If you haven’t updated WhatsApp on your phone yet, security experts around the world are urging users to update the popular messaging app or risk having hackers access their files, messages or carry out a Denial of Service (DoS) or Remote Code Execution (RCE) attack.
What’s especially dangerous about RCE is that it allows threat actors to attack devices remotely without any kind of authentication.
Facebook recently posted a security advisory regarding the bug, which it called “stack-based buffer overflow” which could be triggered by sending a specially crafted MP4 file to a WhatsApp user.

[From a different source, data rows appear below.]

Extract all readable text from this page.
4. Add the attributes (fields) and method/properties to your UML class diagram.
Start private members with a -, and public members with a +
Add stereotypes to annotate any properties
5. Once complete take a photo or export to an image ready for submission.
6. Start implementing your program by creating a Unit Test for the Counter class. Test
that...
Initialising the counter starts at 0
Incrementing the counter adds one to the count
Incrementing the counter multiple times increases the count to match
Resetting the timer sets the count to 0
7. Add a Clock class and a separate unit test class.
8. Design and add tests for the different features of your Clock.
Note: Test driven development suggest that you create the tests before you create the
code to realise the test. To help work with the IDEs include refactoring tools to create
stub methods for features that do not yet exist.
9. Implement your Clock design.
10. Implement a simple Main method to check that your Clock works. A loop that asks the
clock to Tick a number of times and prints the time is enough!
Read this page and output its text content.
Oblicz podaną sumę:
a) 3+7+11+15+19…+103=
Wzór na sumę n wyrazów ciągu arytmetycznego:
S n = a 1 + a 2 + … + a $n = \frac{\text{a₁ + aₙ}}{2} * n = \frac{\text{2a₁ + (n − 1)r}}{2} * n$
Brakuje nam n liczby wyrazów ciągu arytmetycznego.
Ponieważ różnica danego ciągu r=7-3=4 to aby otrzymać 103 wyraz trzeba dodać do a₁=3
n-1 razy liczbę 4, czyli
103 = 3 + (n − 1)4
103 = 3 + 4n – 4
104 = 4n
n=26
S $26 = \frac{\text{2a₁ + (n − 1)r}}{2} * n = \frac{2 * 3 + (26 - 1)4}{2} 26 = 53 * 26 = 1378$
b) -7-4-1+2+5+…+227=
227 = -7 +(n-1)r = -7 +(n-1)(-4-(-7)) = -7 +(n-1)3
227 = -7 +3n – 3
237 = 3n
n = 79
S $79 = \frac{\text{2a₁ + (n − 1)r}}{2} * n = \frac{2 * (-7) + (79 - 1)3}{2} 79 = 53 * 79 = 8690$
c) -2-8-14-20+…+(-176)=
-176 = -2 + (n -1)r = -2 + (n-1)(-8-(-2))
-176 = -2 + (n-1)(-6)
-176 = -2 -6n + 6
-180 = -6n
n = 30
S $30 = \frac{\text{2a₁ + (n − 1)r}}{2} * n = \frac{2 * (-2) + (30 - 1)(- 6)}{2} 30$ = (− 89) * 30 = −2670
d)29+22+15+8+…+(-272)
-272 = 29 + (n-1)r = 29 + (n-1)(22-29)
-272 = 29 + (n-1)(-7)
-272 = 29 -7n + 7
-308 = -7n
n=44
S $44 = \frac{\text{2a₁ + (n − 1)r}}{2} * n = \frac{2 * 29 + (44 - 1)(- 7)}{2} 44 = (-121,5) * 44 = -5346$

One way for users to mitigate the threat is to avoid opening messages or files sent by unknown contacts. However, it’s entirely possible that the malicious video files could come from your own trusted contacts who unwittingly forward them.
The WhatsApp vulnerability, CVE-2019-11931, has been rated at 7.8 on the CVE scale, meaning that it is a high-risk vulnerability. It affects Android, iOS as well as Windows Phone users of not just regular WhatsApp, but also WhatsApp for Business and WhatsApp for Enterprise.
WhatsApp is currently the most popular messenger app globally with more than 1.5 billion monthly active users.
This announcement comes just over a month after WhatsApp’s last “update now” warning to users following a previous bug which allowed an attacker to use a malicious GIF image file to access user content on an exploited smartphone.
Just a few weeks ago, there were also reports that “unknown entities” were using an Israeli spyware called Pegasus to hack into the phones of around 1,400 users (including diplomats, political dissidents, journalists and senior government officials), to spy on them by exploiting WhatsApp’s video calling system.
Users with the latest build of WhatsApp are safe and WhatsApp has since issued a security update to fix the bug. The various vulnerabilities should remind you to always be vigilant about updates and to keep your apps and software current because vulnerabilities are known to happen all the time.